The Stand Up or Millennium Campaign will see different people and organisations holding a number of events, wearing white bands -- a symbol of the fight against poverty and standing up for a moment at various places in support of poverty eradication and the achievement of MDGs. "We need to remain vigilant and consistently remind our governments of their commitments (MDGs)," says Valot.

Mike Movapedi, Gabs FM DJ and Botswana stand-up comedian says: "In Botswana we are not happy to be called rich. Riches don't filter to the majority of our people. Diamonds have not benefited the poor but rich multinationals such as DeBeers." The Botswana GCAP goodwill ambassador adds: "Poverty should not be taken as God-given or a permanent state. It's man-made and it can be ended." He says the glossy picture painting Botswana as awash with diamonds and statistics showing this southern African country as a middle income country is misleading and false in a country where the majority do not control or own their natural resources.

The UN estimates that unfair trade rules deny poor countries US$700 billion every year while 70 percent of that trade is controlled by multinationals. Other activists say it is high time Africa also finds solutions to its own problems. "We have to do something as Africans," says Bishop Paul Mususu of the Evangelical Fellowship of Zambia. "When we address poverty all other things fall in place. As I stand before you now, time is closing in for politicians who pledged to achieve the MDGs by 2015." "Next year we will be blowing the half time whistle. We want to dramatise it and mobilise everyone in the fight against poverty." Says Movapedi: "The onus is upon us to find solutions to the challenges we are facing. It's very important for us to strengthen collaboration as well as ensuring that people within the region know what MDGs are all about."
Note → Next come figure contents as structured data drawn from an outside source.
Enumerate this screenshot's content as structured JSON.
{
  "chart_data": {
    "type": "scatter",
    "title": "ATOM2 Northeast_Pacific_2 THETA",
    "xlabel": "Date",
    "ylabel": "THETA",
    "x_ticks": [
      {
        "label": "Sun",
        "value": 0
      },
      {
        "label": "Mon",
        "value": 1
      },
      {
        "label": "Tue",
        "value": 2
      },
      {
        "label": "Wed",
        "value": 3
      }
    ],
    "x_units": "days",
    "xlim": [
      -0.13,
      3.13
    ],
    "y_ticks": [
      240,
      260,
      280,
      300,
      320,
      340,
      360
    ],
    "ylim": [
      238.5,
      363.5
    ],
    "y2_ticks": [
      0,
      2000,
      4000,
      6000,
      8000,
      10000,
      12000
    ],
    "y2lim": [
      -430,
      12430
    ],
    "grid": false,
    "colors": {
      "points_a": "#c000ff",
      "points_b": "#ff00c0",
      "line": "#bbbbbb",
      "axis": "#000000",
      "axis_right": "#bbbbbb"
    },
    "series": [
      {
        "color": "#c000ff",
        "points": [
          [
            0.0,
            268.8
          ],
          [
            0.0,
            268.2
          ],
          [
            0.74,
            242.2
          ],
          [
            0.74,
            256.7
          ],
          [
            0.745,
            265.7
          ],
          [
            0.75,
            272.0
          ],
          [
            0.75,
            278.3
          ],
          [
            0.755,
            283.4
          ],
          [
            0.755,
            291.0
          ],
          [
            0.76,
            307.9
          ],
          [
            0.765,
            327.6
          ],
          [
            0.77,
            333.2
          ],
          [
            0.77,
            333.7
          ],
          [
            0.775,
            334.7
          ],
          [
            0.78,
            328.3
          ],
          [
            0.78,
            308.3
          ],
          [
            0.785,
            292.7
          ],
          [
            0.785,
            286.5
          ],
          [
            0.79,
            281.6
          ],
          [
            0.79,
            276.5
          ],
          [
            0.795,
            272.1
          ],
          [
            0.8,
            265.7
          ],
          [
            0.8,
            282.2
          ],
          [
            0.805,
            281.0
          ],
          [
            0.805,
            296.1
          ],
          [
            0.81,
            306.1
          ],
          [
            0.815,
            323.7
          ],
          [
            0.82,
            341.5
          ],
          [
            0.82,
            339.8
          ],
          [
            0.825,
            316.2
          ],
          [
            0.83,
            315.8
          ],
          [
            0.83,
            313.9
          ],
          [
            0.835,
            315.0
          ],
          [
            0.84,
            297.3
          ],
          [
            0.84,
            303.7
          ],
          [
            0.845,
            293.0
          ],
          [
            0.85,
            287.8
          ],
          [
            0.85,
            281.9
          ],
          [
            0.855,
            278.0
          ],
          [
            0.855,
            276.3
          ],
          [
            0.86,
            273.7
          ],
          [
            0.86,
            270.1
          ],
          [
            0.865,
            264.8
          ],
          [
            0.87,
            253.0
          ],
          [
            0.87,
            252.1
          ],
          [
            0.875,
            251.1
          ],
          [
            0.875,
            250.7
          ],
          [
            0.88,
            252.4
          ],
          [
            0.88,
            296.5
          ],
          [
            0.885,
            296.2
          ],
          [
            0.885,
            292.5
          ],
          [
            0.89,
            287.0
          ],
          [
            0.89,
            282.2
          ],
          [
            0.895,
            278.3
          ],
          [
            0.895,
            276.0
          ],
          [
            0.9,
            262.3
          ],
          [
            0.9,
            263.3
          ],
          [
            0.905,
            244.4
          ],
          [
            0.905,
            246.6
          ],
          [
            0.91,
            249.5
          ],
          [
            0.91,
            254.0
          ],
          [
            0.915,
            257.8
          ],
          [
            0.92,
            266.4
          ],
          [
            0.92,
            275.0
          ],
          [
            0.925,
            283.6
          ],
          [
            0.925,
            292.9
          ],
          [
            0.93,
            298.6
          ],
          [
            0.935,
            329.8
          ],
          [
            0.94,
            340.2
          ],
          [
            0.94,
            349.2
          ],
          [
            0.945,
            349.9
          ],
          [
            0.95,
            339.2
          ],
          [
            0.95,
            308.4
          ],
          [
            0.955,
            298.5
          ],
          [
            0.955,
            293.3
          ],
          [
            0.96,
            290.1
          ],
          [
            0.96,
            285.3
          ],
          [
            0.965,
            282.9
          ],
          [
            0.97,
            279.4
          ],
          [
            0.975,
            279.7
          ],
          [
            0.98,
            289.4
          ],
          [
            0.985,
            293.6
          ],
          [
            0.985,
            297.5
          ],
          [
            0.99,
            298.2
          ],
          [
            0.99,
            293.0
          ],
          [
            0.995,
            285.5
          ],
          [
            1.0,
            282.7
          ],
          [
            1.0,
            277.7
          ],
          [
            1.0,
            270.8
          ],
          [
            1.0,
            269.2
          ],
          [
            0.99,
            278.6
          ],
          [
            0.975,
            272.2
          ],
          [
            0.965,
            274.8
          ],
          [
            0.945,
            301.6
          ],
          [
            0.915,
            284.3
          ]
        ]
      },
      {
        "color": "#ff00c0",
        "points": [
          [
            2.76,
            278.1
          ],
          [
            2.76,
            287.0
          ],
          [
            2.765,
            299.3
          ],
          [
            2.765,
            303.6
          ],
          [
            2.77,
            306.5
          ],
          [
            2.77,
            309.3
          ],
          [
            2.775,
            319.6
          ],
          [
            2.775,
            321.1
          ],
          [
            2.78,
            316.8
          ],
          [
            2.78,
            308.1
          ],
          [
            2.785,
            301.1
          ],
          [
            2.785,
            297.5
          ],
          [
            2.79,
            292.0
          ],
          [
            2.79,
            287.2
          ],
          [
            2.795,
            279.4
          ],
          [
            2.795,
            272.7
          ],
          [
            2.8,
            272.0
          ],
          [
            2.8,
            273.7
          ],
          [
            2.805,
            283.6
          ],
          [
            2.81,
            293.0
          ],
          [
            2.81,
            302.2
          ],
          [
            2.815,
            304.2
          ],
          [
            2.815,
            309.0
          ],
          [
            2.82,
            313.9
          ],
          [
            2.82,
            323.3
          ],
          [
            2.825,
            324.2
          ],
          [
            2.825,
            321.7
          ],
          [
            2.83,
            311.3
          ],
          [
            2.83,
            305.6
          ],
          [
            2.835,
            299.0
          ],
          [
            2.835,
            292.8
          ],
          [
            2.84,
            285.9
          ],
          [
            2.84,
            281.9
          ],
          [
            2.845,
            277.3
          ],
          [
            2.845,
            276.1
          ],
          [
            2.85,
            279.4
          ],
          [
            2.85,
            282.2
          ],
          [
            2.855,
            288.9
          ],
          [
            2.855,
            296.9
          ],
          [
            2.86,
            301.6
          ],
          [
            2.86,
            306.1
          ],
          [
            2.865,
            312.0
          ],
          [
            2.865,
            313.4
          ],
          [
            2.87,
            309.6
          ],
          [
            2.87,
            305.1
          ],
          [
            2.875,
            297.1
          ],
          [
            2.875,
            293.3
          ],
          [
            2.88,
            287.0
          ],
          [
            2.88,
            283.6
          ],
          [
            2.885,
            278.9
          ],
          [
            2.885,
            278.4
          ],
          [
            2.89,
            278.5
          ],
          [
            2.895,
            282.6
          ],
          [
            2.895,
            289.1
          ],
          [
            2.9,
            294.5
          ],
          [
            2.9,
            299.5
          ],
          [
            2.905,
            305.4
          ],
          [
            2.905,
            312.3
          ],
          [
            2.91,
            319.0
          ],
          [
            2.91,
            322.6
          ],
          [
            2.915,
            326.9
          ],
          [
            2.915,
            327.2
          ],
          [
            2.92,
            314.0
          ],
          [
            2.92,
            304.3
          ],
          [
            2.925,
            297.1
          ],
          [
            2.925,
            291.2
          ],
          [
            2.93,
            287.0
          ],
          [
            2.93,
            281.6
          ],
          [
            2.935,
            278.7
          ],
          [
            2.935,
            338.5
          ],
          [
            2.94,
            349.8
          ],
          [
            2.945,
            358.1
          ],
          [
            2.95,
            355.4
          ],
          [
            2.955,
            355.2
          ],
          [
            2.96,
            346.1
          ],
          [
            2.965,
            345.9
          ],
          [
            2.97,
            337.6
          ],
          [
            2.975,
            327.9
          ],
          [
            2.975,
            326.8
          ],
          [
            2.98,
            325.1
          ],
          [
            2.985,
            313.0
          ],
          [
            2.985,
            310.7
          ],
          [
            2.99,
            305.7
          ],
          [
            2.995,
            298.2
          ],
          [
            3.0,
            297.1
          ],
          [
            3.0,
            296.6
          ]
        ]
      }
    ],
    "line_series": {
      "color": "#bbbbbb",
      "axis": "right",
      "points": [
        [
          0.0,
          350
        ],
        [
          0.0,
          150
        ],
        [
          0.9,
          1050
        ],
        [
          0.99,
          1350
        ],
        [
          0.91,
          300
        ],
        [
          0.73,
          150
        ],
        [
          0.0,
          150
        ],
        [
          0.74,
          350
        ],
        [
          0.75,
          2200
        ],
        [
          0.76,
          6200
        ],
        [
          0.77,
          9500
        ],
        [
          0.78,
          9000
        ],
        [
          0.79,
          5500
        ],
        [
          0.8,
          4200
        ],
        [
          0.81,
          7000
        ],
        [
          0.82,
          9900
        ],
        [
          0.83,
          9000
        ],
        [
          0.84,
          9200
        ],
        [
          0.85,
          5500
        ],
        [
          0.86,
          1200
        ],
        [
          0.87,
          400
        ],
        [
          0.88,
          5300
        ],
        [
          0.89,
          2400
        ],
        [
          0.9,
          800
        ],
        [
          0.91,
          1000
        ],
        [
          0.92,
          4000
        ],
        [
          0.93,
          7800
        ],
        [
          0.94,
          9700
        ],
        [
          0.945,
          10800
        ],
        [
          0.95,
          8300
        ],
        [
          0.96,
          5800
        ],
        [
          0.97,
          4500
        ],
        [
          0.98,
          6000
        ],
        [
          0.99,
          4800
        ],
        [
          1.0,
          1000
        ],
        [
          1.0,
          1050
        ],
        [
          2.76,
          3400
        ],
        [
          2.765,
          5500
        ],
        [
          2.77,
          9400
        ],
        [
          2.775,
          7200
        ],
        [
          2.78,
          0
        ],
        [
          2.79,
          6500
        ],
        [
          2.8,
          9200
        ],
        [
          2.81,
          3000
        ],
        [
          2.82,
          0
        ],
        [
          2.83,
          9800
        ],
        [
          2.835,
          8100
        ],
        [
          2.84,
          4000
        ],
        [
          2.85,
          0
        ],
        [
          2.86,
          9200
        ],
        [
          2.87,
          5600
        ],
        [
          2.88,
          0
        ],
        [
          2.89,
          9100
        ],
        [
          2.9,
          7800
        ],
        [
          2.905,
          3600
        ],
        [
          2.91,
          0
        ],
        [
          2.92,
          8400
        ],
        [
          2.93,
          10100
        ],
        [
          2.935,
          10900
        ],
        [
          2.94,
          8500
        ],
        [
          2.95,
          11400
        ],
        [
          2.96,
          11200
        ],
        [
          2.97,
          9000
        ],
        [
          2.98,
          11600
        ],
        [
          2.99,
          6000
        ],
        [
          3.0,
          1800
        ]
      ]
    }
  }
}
And, as Africa prepares for the World Social Forum, it is important for its activists to join hands with others in the global South, social forces in Latin America and Asia to intensify resistance and diversify the frontiers of resistance against global capitalism and its agencies. "By remaining a space of reflection, encounter and debate, a space for sharing ideas, proposals and experiences, the WSF in Nairobi must bring the unique concerns of the African agenda," says one development activist.

Bishop Mususu, quoting the Bible, reminds the world about the poor: "Give justice to the weak and the orphan. Rescue the weak and the needy and deliver them from the wicked."